Oh Rouky I cry with you. I'm sure most of the people who follow you have misty eyes after reading your last post. As broke says you did nothing to deserve your fate. And you having stood for your family is something that you will always be able to take solace in. Unfortunately I doubt if you will truly grieve until the marriage is officially over. As much as I now dislike my ex I do still love her and probably always will. On the day my divorce is final I will bawl like a hungry baby. My goal now is to not completely break down in court. I wish that I was there to hold your hand but I recognize that you are truly alone in your grief.
As for any failure in DB you must accept that you are a human with deep emotions and attachment to someone who you spent so much time with and built so much with. For me it has become helpful to accept that most of the blame falls on my wife as she is the one who strayed and refused to work on our marriage.

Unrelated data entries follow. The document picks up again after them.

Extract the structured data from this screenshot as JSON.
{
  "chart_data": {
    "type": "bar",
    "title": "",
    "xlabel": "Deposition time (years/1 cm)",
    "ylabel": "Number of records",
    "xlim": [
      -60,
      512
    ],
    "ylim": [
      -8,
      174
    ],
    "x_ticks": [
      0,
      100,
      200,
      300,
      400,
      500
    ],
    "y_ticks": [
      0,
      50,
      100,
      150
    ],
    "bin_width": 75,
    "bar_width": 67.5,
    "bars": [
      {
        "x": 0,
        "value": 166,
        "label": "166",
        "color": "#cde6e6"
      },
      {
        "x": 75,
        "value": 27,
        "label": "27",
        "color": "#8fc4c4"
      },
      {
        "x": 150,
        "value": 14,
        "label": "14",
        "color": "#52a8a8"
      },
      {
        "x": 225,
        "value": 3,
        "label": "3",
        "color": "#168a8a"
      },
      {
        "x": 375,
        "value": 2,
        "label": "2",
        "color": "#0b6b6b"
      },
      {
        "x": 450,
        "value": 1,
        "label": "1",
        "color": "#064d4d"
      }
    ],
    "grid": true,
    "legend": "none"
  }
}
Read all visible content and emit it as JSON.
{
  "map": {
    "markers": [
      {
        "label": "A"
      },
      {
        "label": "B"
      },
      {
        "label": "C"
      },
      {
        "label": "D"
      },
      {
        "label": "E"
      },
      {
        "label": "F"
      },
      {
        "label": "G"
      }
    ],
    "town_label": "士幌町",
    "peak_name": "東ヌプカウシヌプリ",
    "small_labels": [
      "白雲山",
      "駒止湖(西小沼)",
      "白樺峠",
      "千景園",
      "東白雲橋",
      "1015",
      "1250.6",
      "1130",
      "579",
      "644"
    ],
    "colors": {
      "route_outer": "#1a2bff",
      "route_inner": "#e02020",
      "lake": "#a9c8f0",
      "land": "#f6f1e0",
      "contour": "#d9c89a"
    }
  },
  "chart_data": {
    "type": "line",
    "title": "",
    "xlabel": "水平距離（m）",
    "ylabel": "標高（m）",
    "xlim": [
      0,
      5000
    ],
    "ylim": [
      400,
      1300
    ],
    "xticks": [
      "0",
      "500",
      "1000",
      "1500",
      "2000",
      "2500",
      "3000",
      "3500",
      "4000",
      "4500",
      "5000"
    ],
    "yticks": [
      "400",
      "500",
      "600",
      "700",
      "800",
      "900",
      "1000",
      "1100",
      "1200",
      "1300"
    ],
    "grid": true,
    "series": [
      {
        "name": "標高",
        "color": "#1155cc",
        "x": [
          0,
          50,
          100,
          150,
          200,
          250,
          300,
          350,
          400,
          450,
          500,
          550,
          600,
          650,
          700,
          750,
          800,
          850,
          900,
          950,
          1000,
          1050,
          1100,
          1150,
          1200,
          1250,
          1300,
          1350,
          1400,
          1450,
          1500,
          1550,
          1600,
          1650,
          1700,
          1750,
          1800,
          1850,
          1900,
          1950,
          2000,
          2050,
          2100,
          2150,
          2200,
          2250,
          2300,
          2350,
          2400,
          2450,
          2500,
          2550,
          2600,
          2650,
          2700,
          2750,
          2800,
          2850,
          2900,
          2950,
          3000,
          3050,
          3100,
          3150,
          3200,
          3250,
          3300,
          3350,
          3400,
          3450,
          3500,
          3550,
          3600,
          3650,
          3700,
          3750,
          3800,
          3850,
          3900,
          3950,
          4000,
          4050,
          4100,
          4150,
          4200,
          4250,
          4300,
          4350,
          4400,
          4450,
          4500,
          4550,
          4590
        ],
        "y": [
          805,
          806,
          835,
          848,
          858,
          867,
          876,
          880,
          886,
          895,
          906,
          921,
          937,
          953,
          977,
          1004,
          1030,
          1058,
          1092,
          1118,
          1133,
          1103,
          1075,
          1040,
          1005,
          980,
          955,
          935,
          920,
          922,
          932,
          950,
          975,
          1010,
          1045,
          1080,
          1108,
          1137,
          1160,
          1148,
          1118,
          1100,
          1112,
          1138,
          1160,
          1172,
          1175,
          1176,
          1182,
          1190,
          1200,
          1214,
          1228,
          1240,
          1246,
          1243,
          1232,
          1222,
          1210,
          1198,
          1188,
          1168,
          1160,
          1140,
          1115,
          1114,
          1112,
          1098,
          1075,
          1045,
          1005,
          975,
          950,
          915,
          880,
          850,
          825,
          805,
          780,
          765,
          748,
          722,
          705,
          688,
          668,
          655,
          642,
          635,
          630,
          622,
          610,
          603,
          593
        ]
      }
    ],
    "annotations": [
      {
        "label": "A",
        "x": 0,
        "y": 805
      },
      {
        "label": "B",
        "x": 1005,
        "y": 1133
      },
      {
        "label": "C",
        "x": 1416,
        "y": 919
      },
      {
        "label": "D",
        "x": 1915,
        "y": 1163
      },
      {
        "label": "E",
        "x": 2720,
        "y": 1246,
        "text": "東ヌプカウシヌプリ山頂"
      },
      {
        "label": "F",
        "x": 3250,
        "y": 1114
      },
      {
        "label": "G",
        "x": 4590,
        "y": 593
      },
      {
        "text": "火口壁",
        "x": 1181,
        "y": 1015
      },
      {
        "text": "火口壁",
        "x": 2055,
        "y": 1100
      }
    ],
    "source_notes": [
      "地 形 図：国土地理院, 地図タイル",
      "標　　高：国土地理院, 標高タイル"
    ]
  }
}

My peace lies with knowing that I gave everything I had to the marriage and to DBing.
I love you Rouky and would give anything to lift your pain and I hope you know what your words have meant to me in the last year. No comfort for you I know but you are always in my heart and there is a least one man on this earth that knows what a catch you are. God will bring peace to us and will show us the way forward. He forgives us so we must forgive our spouse and also forgive ourselves. I think that is where the healing will come from and I pray that we have the strength to reach for it. Have a great week Rouky and stay strong!
M:53 W:47 M:15 years. S:18 S's: 30 & 28 from previous marriage. BD: 3/14 Divorced January 17.